Même si j’avais mal. Même si mes bronches brûlaient, même si je me réveillais en pleine nuit parce que je croyais étouffer.
Tu savais que j’avais besoin que tu continues. Toujours et toujours plus, sans la menace que tu t’arrêtes jamais.
Mais mon corps commence à dire non. Car je faisait beaucoup de sacrifices, pour toi :c’est souvent comme çà dans les relations passionnelles.
Le sacrifice de mon air à moi, personnellement.
Le sacrifice des odeurs de la forêt. de mes odeurs à moi, c’est-à -dire celles que j’aime respirer.
Je ne sentais plus que toi. A travers mes quintes de toux, je n’étais plus que toi.
Rempli de toi. Comme le cheval de Troie, tu avais investi les lieux.

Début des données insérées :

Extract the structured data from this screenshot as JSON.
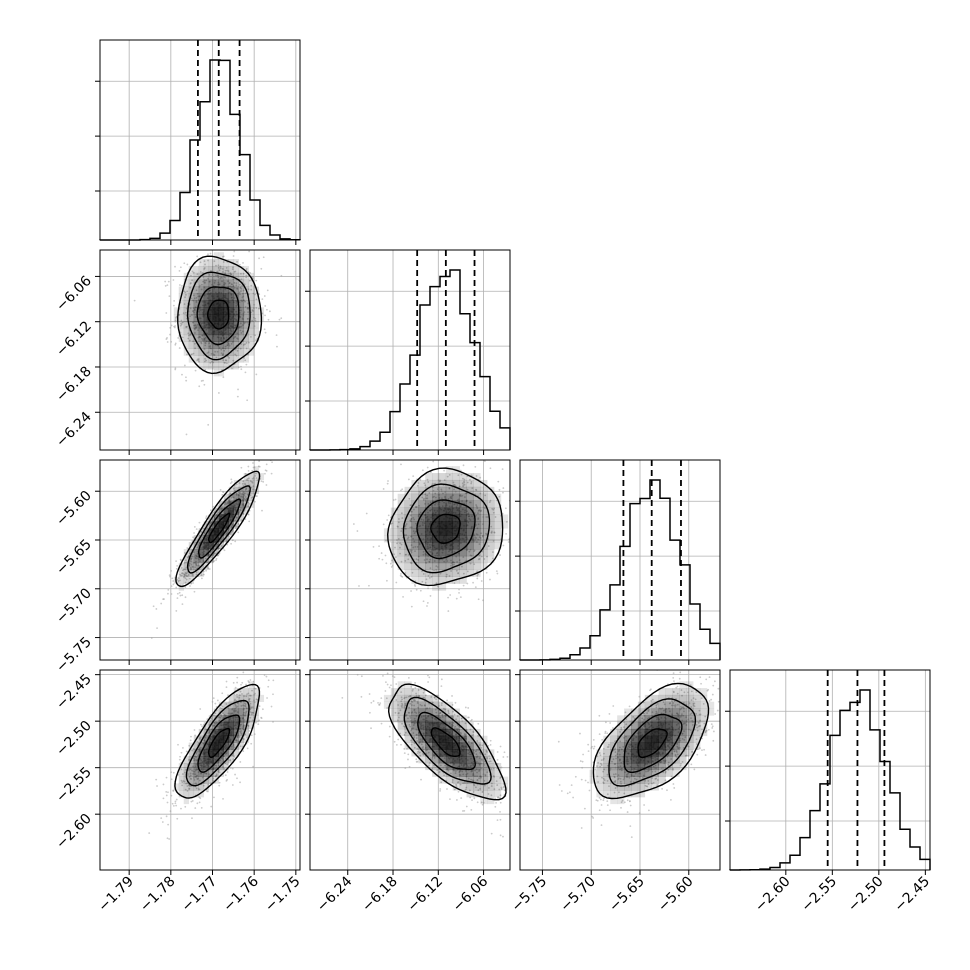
{
  "chart_data": {
    "type": "corner",
    "parameters": [
      {
        "index": 0,
        "median": -1.7685,
        "q16": -1.7735,
        "q84": -1.7635,
        "hist_range": [
          -1.797,
          -1.749
        ],
        "plot_range": [
          -1.797,
          -1.749
        ],
        "ticks": [
          -1.79,
          -1.78,
          -1.77,
          -1.76,
          -1.75
        ],
        "tick_labels": [
          "−1.79",
          "−1.78",
          "−1.77",
          "−1.76",
          "−1.75"
        ]
      },
      {
        "index": 1,
        "median": -6.11,
        "q16": -6.148,
        "q84": -6.072,
        "hist_range": [
          -6.29,
          -6.025
        ],
        "plot_range": [
          -6.29,
          -6.025
        ],
        "ticks": [
          -6.24,
          -6.18,
          -6.12,
          -6.06
        ],
        "tick_labels": [
          "−6.24",
          "−6.18",
          "−6.12",
          "−6.06"
        ]
      },
      {
        "index": 2,
        "median": -5.638,
        "q16": -5.667,
        "q84": -5.608,
        "hist_range": [
          -5.773,
          -5.568
        ],
        "plot_range": [
          -5.773,
          -5.568
        ],
        "ticks": [
          -5.75,
          -5.7,
          -5.65,
          -5.6
        ],
        "tick_labels": [
          "−5.75",
          "−5.70",
          "−5.65",
          "−5.60"
        ]
      },
      {
        "index": 3,
        "median": -2.523,
        "q16": -2.555,
        "q84": -2.494,
        "hist_range": [
          -2.66,
          -2.445
        ],
        "plot_range": [
          -2.66,
          -2.445
        ],
        "ticks": [
          -2.6,
          -2.55,
          -2.5,
          -2.45
        ],
        "tick_labels": [
          "−2.60",
          "−2.55",
          "−2.50",
          "−2.45"
        ]
      }
    ],
    "correlations": [
      {
        "row": 1,
        "col": 0,
        "rho": 0.0
      },
      {
        "row": 2,
        "col": 0,
        "rho": 0.9
      },
      {
        "row": 2,
        "col": 1,
        "rho": 0.1
      },
      {
        "row": 3,
        "col": 0,
        "rho": 0.78
      },
      {
        "row": 3,
        "col": 1,
        "rho": -0.72
      },
      {
        "row": 3,
        "col": 2,
        "rho": 0.55
      }
    ],
    "grid": true,
    "colors": {
      "line": "#000000",
      "grid": "#b0b0b0",
      "scatter": "#a0a0a0",
      "density": "#000000"
    }
  }
}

C’était trop, ou trop peu : il fallait me prendre totalement ou me laisser tranquille.
Tu n’a su faire ni l’un, ni l’autre.
Ta présence ne vaut pas le prix de ma liberté. Je te voulais docile, mais volontaire, présente et absente, tu t’es fait trop insistante, et maintenant, je ne t’aime plus.

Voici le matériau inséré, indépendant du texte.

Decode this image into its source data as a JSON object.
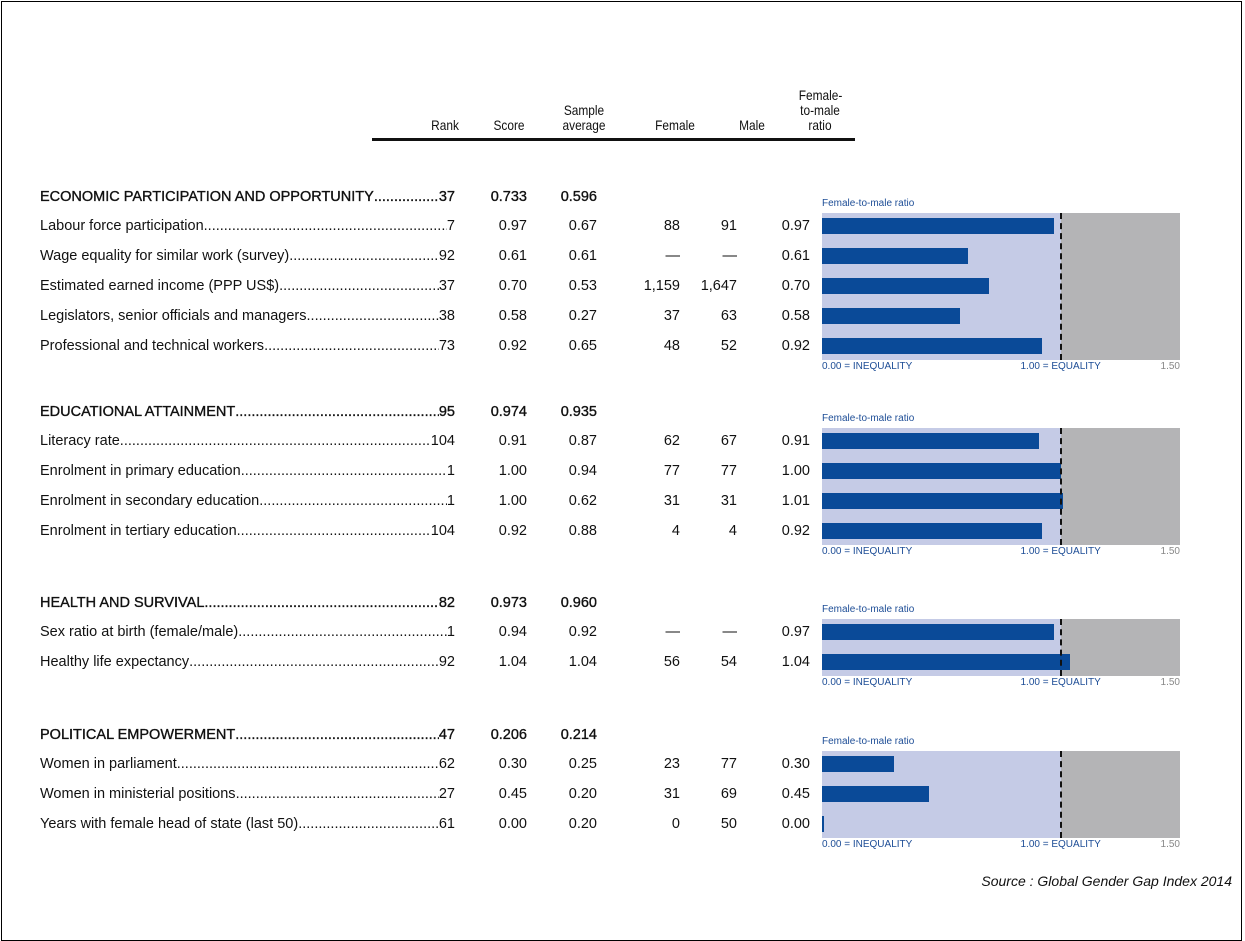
{
  "columns": {
    "rank": "Rank",
    "score": "Score",
    "average": "Sample average",
    "female": "Female",
    "male": "Male",
    "ratio": "Female-to-male ratio"
  },
  "chart_label": "Female-to-male ratio",
  "scale": {
    "lim": [
      0,
      1.5
    ],
    "equality": 1,
    "ticks": [
      {
        "value": 0,
        "label": "0.00 = INEQUALITY"
      },
      {
        "value": 1,
        "label": "1.00 = EQUALITY"
      },
      {
        "value": 1.5,
        "label": "1.50"
      }
    ]
  },
  "sections": [
    {
      "name": "ECONOMIC PARTICIPATION AND OPPORTUNITY",
      "rank": "37",
      "score": "0.733",
      "average": "0.596",
      "rows": [
        {
          "name": "Labour force participation",
          "rank": "7",
          "score": "0.97",
          "average": "0.67",
          "female": "88",
          "male": "91",
          "ratio": 0.97,
          "ratio_label": "0.97"
        },
        {
          "name": "Wage equality for similar work (survey)",
          "rank": "92",
          "score": "0.61",
          "average": "0.61",
          "female": "—",
          "male": "—",
          "ratio": 0.61,
          "ratio_label": "0.61"
        },
        {
          "name": "Estimated earned income (PPP US$)",
          "rank": "37",
          "score": "0.70",
          "average": "0.53",
          "female": "1,159",
          "male": "1,647",
          "ratio": 0.7,
          "ratio_label": "0.70"
        },
        {
          "name": "Legislators, senior officials and managers",
          "rank": "38",
          "score": "0.58",
          "average": "0.27",
          "female": "37",
          "male": "63",
          "ratio": 0.58,
          "ratio_label": "0.58"
        },
        {
          "name": "Professional and technical workers",
          "rank": "73",
          "score": "0.92",
          "average": "0.65",
          "female": "48",
          "male": "52",
          "ratio": 0.92,
          "ratio_label": "0.92"
        }
      ]
    },
    {
      "name": "EDUCATIONAL ATTAINMENT",
      "rank": "95",
      "score": "0.974",
      "average": "0.935",
      "rows": [
        {
          "name": "Literacy rate",
          "rank": "104",
          "score": "0.91",
          "average": "0.87",
          "female": "62",
          "male": "67",
          "ratio": 0.91,
          "ratio_label": "0.91"
        },
        {
          "name": "Enrolment in primary education",
          "rank": "1",
          "score": "1.00",
          "average": "0.94",
          "female": "77",
          "male": "77",
          "ratio": 1,
          "ratio_label": "1.00"
        },
        {
          "name": "Enrolment in secondary education",
          "rank": "1",
          "score": "1.00",
          "average": "0.62",
          "female": "31",
          "male": "31",
          "ratio": 1.01,
          "ratio_label": "1.01"
        },
        {
          "name": "Enrolment in tertiary education",
          "rank": "104",
          "score": "0.92",
          "average": "0.88",
          "female": "4",
          "male": "4",
          "ratio": 0.92,
          "ratio_label": "0.92"
        }
      ]
    },
    {
      "name": "HEALTH AND SURVIVAL",
      "rank": "82",
      "score": "0.973",
      "average": "0.960",
      "rows": [
        {
          "name": "Sex ratio at birth (female/male)",
          "rank": "1",
          "score": "0.94",
          "average": "0.92",
          "female": "—",
          "male": "—",
          "ratio": 0.97,
          "ratio_label": "0.97"
        },
        {
          "name": "Healthy life expectancy",
          "rank": "92",
          "score": "1.04",
          "average": "1.04",
          "female": "56",
          "male": "54",
          "ratio": 1.04,
          "ratio_label": "1.04"
        }
      ]
    },
    {
      "name": "POLITICAL EMPOWERMENT",
      "rank": "47",
      "score": "0.206",
      "average": "0.214",
      "rows": [
        {
          "name": "Women in parliament",
          "rank": "62",
          "score": "0.30",
          "average": "0.25",
          "female": "23",
          "male": "77",
          "ratio": 0.3,
          "ratio_label": "0.30"
        },
        {
          "name": "Women in ministerial positions",
          "rank": "27",
          "score": "0.45",
          "average": "0.20",
          "female": "31",
          "male": "69",
          "ratio": 0.45,
          "ratio_label": "0.45"
        },
        {
          "name": "Years with female head of state (last 50)",
          "rank": "61",
          "score": "0.00",
          "average": "0.20",
          "female": "0",
          "male": "50",
          "ratio": 0,
          "ratio_label": "0.00"
        }
      ]
    }
  ],
  "source": "Source : Global Gender Gap Index 2014"
}
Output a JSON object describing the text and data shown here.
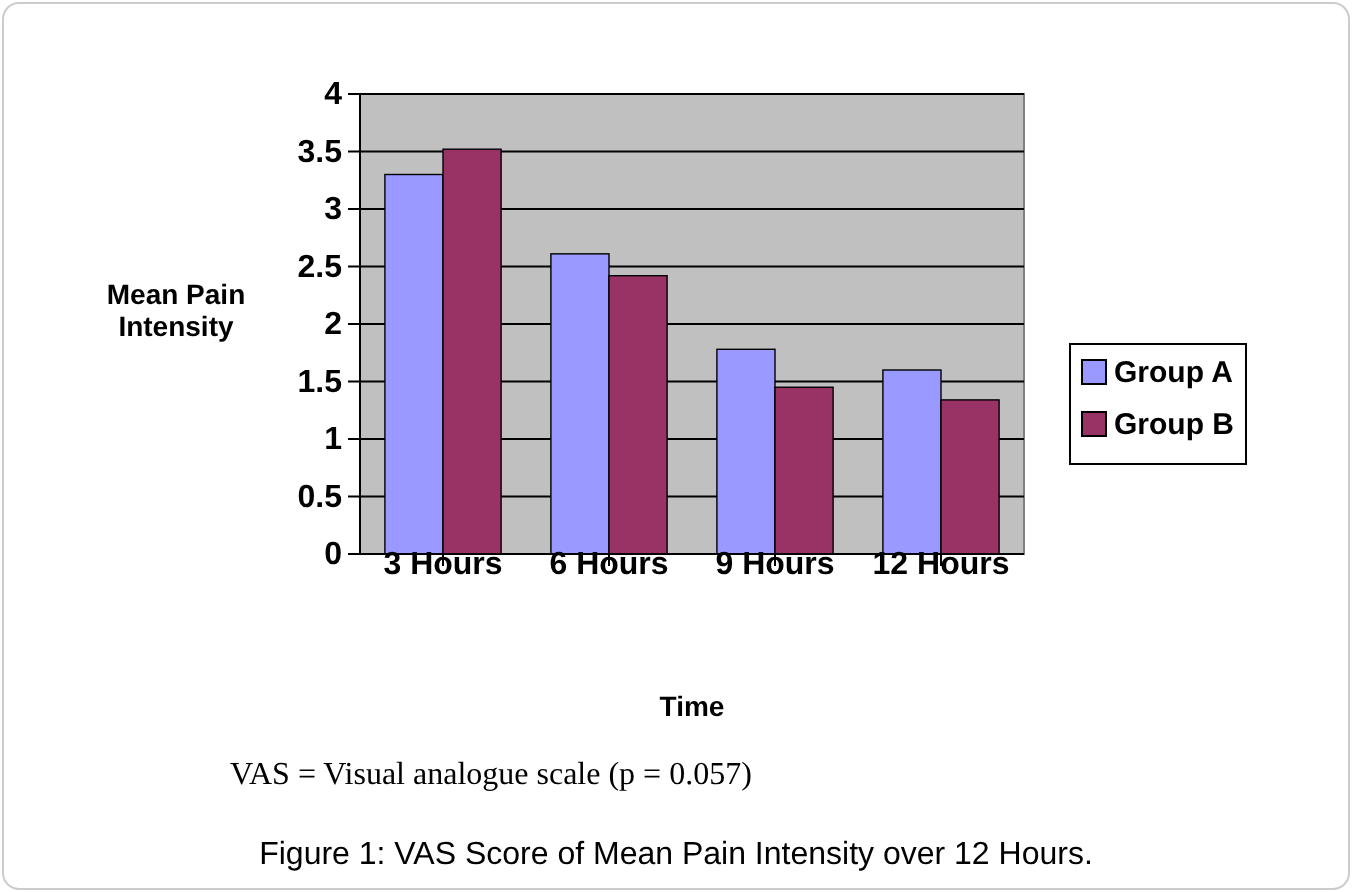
{
  "chart_data": {
    "type": "bar",
    "title": "Figure 1: VAS Score of Mean Pain Intensity over 12 Hours.",
    "xlabel": "Time",
    "ylabel": "Mean Pain Intensity",
    "annotations": [
      "VAS = Visual analogue scale (p = 0.057)"
    ],
    "categories": [
      "3 Hours",
      "6 Hours",
      "9 Hours",
      "12 Hours"
    ],
    "series": [
      {
        "name": "Group A",
        "color": "#9999ff",
        "values": [
          3.3,
          2.61,
          1.78,
          1.6
        ]
      },
      {
        "name": "Group B",
        "color": "#993366",
        "values": [
          3.52,
          2.42,
          1.45,
          1.34
        ]
      }
    ],
    "ylim": [
      0,
      4
    ],
    "yticks": [
      0,
      0.5,
      1,
      1.5,
      2,
      2.5,
      3,
      3.5,
      4
    ],
    "grid": "y",
    "legend": "right"
  }
}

J’ai beaucoup de tristesse, en te disant adieu.
Tous les plus beaux moments de ma vie, je les ai passé jusqu’à maintenant avec toi.
Cà ne s’oublie pas, tu sais. Maintenant, j’ai à commencer le deuil de toi.
Le deuil du temps qui ne passerait pas, le deuil de mon éternité.
Ma cigarette, douce cigarette, je garde pour toi un petit coin de mon coeur.
Même si j’ai failli crever de toi. C’est peut-être çà qui signe les grands amours ?
Je te retrouverai sûrement entre les doigts d’un autre.
Je te ferai un petit clin d’oeil — “tu te souviens ?”– et je passerai mon chemin.
Sans doute aussi, j’aurai un violent besoin de toi, encore.
Et je me roulerai en boule sur mon lit.
Je pleurerai sur cette amie présente et dont je ne veux plus.
Et qui voulait ma mort en croyant me faire vivre.
J’ai peur, mais je prendrai le risque de vivre sans toi.
Le risque d’être moi, jour après jour, le même. Et pourtant différent.
Voilà , je n’aurais pas osé te dire cela en face. Je suppose que notre séparation va te faire de la peine.
Après tout, cigarette, tu n’étais qu’un nuage de fumée délétère.
So long, baby, tu peux rester avec tes cow-boys.